Battery charger part

/2=A0 =A0 =A0 Plate

THe 'plate' is the rectifier. The two brown plasitc 'pucks' are the actual diodes. The 'diode' in your photo is the circuit breaker [12A]. Very typical simple full wave rectifier battery charger.

Neil S.

thermal self-reset circuit breaker

be selenium

Plate

So I should be able to replace the 'plate' with a solid state full wave bridge rectifier? What causes the tapering down effect as the battery charges?

You have solid state full wave rectifier. A bridge will give you twice the output voltage.

The output voltage of the charger is fixed, as the battery voltage comes us (charges) the current goes down.

Jeff

Are you sure?

Yes, the key here is the word bridge.

There are two diodes in a simple full wave rectifier. AND a center tap on the transformer. Only one half of the winding is conducted through a diode at a time. But since they alternate, it's a full wave rectifier.

A bridge rectifier has four diodes, and goes across the entire output winding. So you'll get twice the voltage.

Jeff

Not if you hook it up simply as a full wave rectifier -- leaving the other 'side' (probably marked with a minus ("-") sign) floating.

Jonesy

The wave pulse is doubled but the voltage is not I believe.
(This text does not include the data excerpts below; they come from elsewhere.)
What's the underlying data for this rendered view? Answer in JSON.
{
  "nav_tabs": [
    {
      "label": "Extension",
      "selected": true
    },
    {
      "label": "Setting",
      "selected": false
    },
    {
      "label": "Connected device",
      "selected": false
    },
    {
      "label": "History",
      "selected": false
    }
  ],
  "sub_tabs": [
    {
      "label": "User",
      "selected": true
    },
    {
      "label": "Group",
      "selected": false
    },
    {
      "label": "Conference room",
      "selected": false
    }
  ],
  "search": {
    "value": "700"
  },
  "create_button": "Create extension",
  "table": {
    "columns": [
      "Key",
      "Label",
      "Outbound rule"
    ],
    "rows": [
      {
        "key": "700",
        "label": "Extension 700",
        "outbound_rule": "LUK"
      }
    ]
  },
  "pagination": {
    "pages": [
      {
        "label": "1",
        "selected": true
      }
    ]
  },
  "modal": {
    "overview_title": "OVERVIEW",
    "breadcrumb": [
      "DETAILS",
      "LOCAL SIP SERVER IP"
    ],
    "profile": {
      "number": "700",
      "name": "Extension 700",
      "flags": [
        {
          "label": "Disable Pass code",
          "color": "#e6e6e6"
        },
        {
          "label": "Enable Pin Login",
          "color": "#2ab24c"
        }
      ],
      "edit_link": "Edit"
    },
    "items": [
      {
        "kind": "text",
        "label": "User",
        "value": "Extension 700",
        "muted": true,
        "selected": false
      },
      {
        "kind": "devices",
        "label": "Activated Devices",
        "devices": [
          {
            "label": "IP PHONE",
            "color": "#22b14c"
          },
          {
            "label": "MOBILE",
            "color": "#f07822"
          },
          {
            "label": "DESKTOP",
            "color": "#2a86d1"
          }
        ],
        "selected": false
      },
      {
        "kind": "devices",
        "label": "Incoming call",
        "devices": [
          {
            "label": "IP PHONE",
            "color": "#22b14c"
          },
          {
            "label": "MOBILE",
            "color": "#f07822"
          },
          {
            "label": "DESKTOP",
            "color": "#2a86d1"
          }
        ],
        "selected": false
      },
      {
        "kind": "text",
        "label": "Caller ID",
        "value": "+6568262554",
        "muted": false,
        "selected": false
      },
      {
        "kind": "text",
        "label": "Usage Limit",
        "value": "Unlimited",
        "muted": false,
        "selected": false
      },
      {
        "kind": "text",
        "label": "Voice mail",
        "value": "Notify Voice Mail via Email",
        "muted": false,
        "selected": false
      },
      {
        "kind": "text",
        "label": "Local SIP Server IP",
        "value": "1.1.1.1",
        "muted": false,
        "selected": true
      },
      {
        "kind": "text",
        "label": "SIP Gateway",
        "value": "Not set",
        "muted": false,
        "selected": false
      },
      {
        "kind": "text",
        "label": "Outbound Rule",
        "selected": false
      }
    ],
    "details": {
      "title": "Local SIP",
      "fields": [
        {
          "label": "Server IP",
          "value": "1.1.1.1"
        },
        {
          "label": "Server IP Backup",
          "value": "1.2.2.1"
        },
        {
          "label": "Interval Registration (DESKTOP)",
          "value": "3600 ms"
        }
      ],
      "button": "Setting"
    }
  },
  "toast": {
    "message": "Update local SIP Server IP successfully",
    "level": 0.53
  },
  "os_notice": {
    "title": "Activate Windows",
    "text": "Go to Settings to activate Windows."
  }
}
The peaks remain at the same level in my experience.

Plate

No. You could replace the 'plate' with two stud mount rectifiers in a suitable heat sink. However, the voltage drop of of the silicon rectifiers is much less than the voltage drop of the original selenium rectifier. This will result in overcharging, and release of hydrogen and oxygen gas as the water in the electrolyte is disassociated.

Good grief, don't you even understand lead-acid batteries? As the battery charges the voltage across it increases (although the voltage is not linear with percent of charge). The output of the battery charger is the 'upper' portion of the sinusoidal AC waveform. Current will flow into the battery only when the instantaeous voltage out of the rectifier is greater than the charging voltage of the battery. As the battery voltage increases, the fraction of the waveform actually charging the battery decreases.
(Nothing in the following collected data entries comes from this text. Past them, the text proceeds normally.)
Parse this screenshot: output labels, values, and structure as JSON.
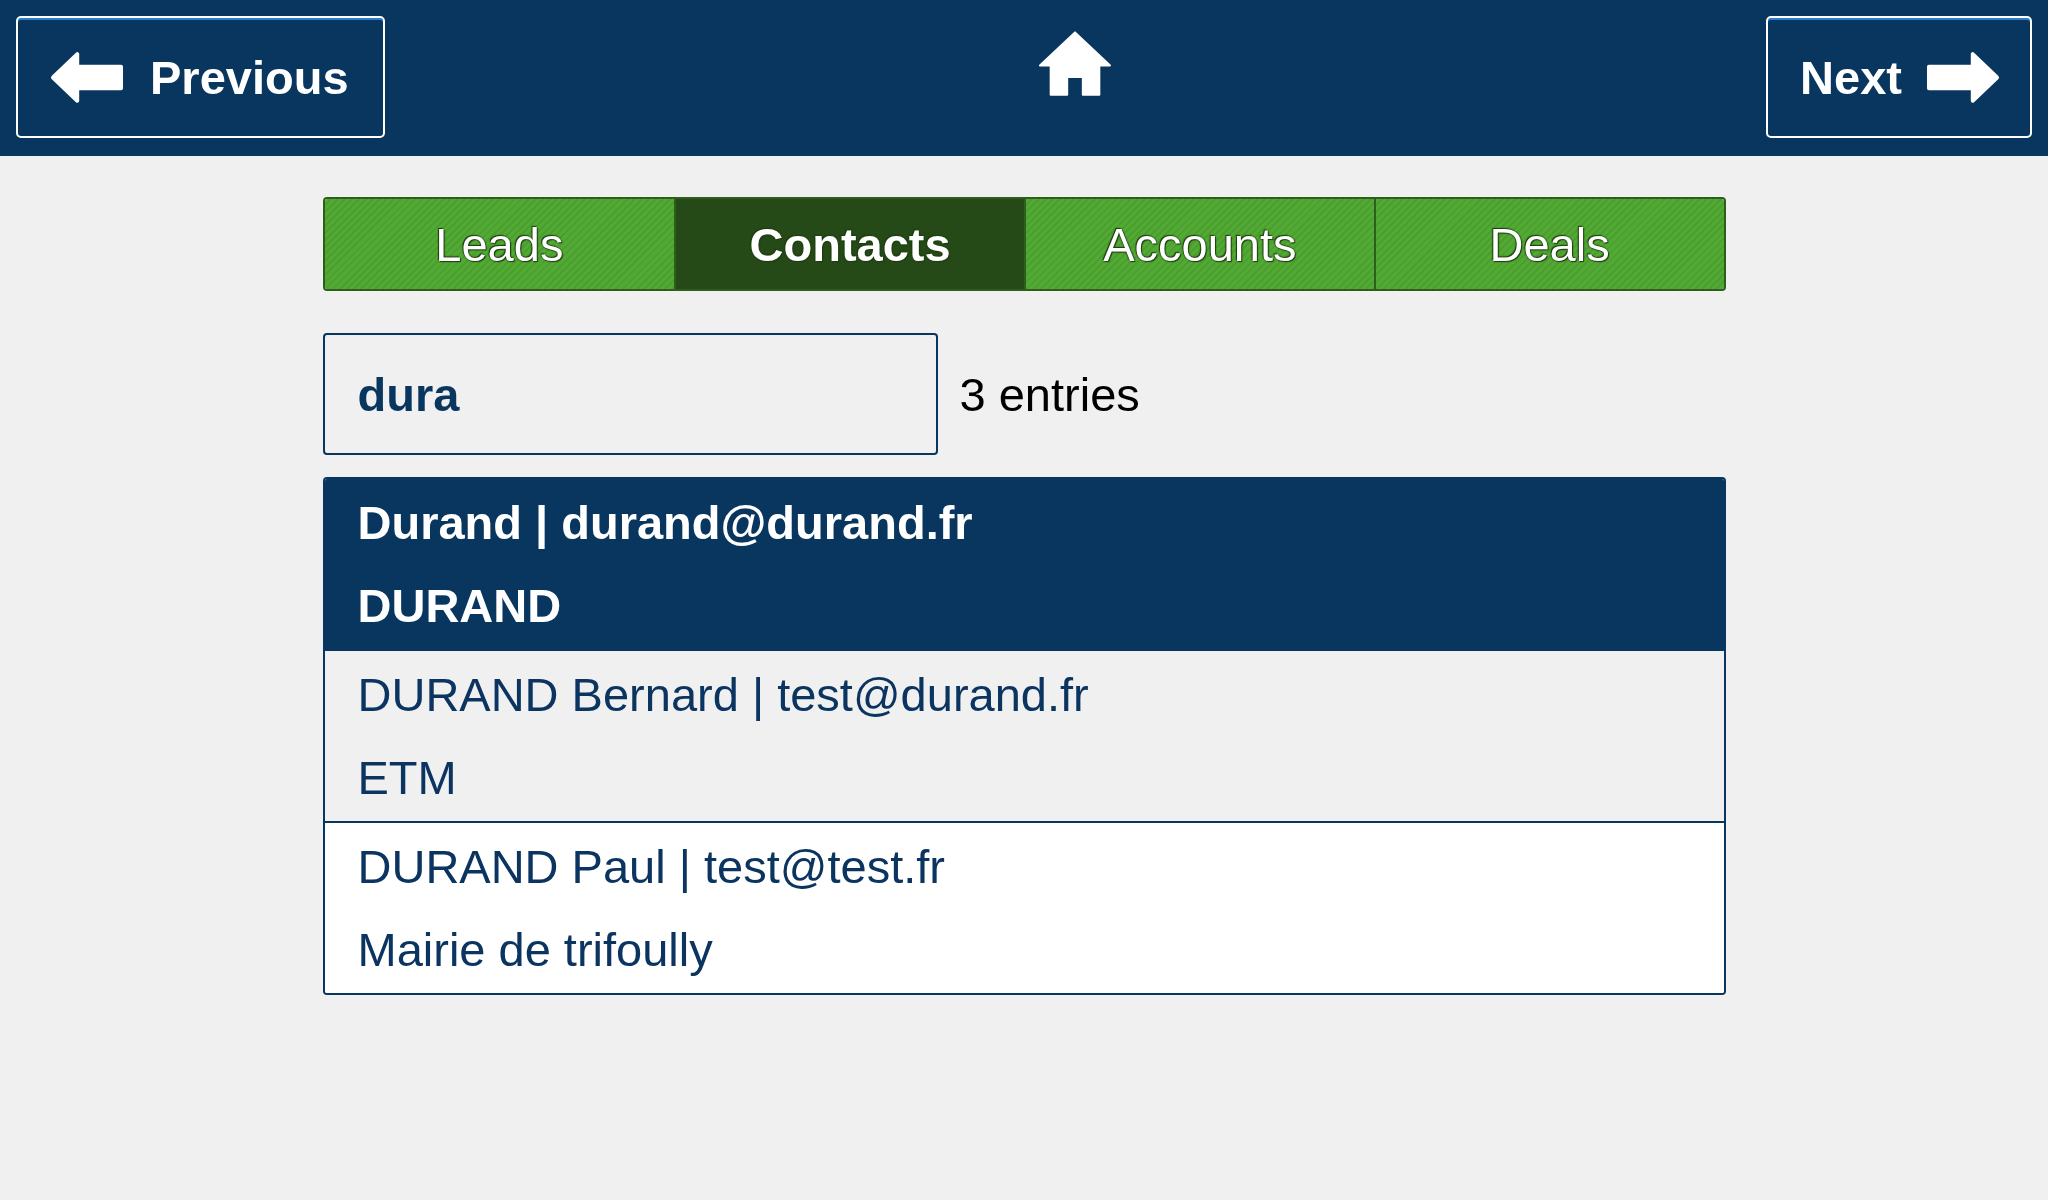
{
  "nav": {
    "previous": {
      "label": "Previous"
    },
    "next": {
      "label": "Next"
    }
  },
  "tabs": [
    {
      "label": "Leads",
      "selected": false
    },
    {
      "label": "Contacts",
      "selected": true
    },
    {
      "label": "Accounts",
      "selected": false
    },
    {
      "label": "Deals",
      "selected": false
    }
  ],
  "search": {
    "value": "dura"
  },
  "result_count": "3 entries",
  "results": [
    {
      "title": "Durand | durand@durand.fr",
      "subtitle": "DURAND",
      "selected": true,
      "hovered": false
    },
    {
      "title": "DURAND Bernard | test@durand.fr",
      "subtitle": "ETM",
      "selected": false,
      "hovered": true
    },
    {
      "title": "DURAND Paul | test@test.fr",
      "subtitle": "Mairie de trifoully",
      "selected": false,
      "hovered": false
    }
  ]
}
The transformer was designed taking into consideration the characteristics of the original rectifiers. In other words, as the battery became fully charged, only a small 'trickle' charge would flow.

PlainBill

Yes, he's sure. So are most of the rest of us. Two diodes in a full wave rectifier.

I am not sure what you are saying here. Jeff is quite correct. With the existing rectifier you get one positive peak of DC output every half cycle, therefore it is 'Full Wave'. There is little point in replacing the rectifiers since thay appear to be [or similar to] Motorola MR type 50A silicon diodes attached to the heat sink. anything you replace them with is not likely to be any better and could be much worse.

Neil S.

The part in the first pic ("diode") is a circuit breaker. The two ceramic buttons on the "plate" are the diode rectifiers, that'd be a half-wave bridge configuration.

H> Can somebody tell me what this part is?

But you could replace the diodes with a bridge, just ignore either the plus or minus terminal on bridge and use centre tap of transformer as per existing circuit. Those high current large bridges are probably easier to buy and mount on the heatsink than a pair of power diodes.

The unused pair of diodes in the bridge wont do any harm.

Grant.

As mentioned, the 12V 12A part is a circuit breaker, a self-resetting type which opens when heat from high current causes it to open, then closes again when it cools. The opening action will repeat if the current draw/load is excessive.

The plate assembly has 3 connections, not 2. A (black?) wire lead is connected directly to the plate. The plate is a heatsink for the 2 red diodes. The red diodes are silicon types with terminals/contacts on each side/end. Two diode terminals contact the plate, and the other terminals contact the metal holders that the other

The diodes need to be in their original specific orientations for the correct output of the charger. Mark the diodes before removal, or make sure of their orientation before removal, as the anode and cathode may not be marked. The part number or other printing around the body may be the only indication of the diode polarity. With the printing viewed right-side-up, the top contacts should be the same terminals.. A or C. Or, there may be a diode symbol printed to indicate A and C. Or use an ohmeter to determine polarity of the diodes.

-- Cheers, WB .............